Hi Stan team -
I use the
append_row function a lot for concatenating vectors/reals. Often I end up with nested
append_row commands in order to pack different vectors together, such as for a
I’ve recently learned though that I could do something similar by simply creating a vector with brackets:
[val1, val2, val3... valN]
What I’m wondering is if there is any speed/complexity trade-off between these two ways to compose vectors? For example, if I had 10 distinct values, would 10 nested
append_row statements make more sense or one set of brackets? Also, given that I’m often doing this in the transformed parameters block, does this matter at all for gradient evaluation/the AD stack?
Thanks for any insight -
10 nested append_row calls would be very inefficient as append_row(a,b) creates a new container with
size(a)+size(b) elements and copies both a and b in the new container.

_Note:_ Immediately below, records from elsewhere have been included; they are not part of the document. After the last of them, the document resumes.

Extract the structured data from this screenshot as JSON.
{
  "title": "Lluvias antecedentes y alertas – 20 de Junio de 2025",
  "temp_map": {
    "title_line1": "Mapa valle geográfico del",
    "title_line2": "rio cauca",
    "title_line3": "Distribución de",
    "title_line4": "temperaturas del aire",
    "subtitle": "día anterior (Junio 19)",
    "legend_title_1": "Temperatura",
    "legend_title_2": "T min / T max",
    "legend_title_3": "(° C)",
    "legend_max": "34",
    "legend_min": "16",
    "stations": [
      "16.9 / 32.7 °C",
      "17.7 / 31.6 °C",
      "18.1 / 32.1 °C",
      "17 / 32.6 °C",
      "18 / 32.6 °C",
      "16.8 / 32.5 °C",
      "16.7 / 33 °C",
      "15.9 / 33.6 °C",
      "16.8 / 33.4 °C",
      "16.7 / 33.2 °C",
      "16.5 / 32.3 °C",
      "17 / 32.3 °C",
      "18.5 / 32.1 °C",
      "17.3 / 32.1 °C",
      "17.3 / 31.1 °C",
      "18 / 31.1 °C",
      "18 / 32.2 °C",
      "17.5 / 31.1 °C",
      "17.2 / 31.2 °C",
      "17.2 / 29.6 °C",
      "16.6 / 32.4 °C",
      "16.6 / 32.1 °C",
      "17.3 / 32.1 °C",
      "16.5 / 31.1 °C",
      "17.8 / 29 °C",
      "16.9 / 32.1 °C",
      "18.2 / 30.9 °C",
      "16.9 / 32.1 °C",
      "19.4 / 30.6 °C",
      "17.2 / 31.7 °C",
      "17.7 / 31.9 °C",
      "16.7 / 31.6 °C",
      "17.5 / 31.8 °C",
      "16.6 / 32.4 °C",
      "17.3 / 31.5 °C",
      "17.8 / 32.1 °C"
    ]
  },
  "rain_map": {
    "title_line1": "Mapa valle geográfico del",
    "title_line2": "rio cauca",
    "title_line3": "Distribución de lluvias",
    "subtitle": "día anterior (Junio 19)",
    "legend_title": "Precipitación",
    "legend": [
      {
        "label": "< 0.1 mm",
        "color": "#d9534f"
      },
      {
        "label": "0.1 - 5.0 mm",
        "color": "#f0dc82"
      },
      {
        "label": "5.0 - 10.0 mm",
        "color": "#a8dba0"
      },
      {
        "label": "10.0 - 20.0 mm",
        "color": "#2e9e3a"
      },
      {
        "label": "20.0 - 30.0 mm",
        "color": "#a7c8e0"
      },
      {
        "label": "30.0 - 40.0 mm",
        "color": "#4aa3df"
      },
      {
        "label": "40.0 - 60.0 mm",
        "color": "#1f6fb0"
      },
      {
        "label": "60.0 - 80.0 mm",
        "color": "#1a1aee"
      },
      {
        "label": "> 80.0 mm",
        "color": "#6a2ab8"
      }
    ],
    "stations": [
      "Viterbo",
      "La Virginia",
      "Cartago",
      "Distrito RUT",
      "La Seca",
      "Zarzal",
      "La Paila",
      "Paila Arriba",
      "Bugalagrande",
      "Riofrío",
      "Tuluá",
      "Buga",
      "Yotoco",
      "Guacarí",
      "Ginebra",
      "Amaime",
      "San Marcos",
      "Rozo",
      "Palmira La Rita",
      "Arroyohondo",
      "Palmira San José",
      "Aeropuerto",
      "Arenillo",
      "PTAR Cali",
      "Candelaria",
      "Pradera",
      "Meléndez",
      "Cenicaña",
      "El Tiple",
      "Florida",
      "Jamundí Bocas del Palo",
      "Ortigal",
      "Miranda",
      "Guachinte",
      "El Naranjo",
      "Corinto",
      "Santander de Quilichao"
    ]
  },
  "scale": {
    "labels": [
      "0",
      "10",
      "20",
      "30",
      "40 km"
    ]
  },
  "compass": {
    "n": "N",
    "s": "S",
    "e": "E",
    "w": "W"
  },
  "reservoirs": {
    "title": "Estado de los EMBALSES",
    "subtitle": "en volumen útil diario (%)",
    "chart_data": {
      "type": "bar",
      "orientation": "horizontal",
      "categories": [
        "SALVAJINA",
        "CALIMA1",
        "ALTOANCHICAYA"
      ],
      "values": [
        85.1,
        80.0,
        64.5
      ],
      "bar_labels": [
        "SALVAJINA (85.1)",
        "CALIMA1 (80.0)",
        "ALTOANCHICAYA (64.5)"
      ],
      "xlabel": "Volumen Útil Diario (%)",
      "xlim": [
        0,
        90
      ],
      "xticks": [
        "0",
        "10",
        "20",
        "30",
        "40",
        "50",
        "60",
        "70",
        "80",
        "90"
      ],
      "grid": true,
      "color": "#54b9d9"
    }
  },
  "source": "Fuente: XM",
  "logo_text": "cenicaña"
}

So if a,b and c all have 10 elements the nested calls
append_row(append_row(a,b),c) will make 10+10 copies for the inside call and 20+10 for the outside call, 50 copies all together. [a,b,c] should only make 30 copies.
append_row(append_row(append_row(a,b),c),d) makes 90 copies instead of 40, and so on.
In your case of 10 scalar elements this amount to 2+3+4+5+6+7+8+9+10 = 54 copies instead of 10.
So just a quick follow-up, thanks so much for your comments! Do you get the same overhead if the vectors given to
append_row are zero-length? I know it works fine but didn’t know if it had less overhead.
Glad to help.
In that case the overhead is that you create N zero-length containers vs 1 zero-length container, where N is the number of append_row calls. Obviously, no copy overhead. I dont think this overhead should be noticeable if N isn’t really in the hundred-thousands.
Also, matrices are stored by column, so manipulating them by row is less efficient than by column. That shouldn’t matter too much for appending, though, as it’s going to copy the whole thing anyway.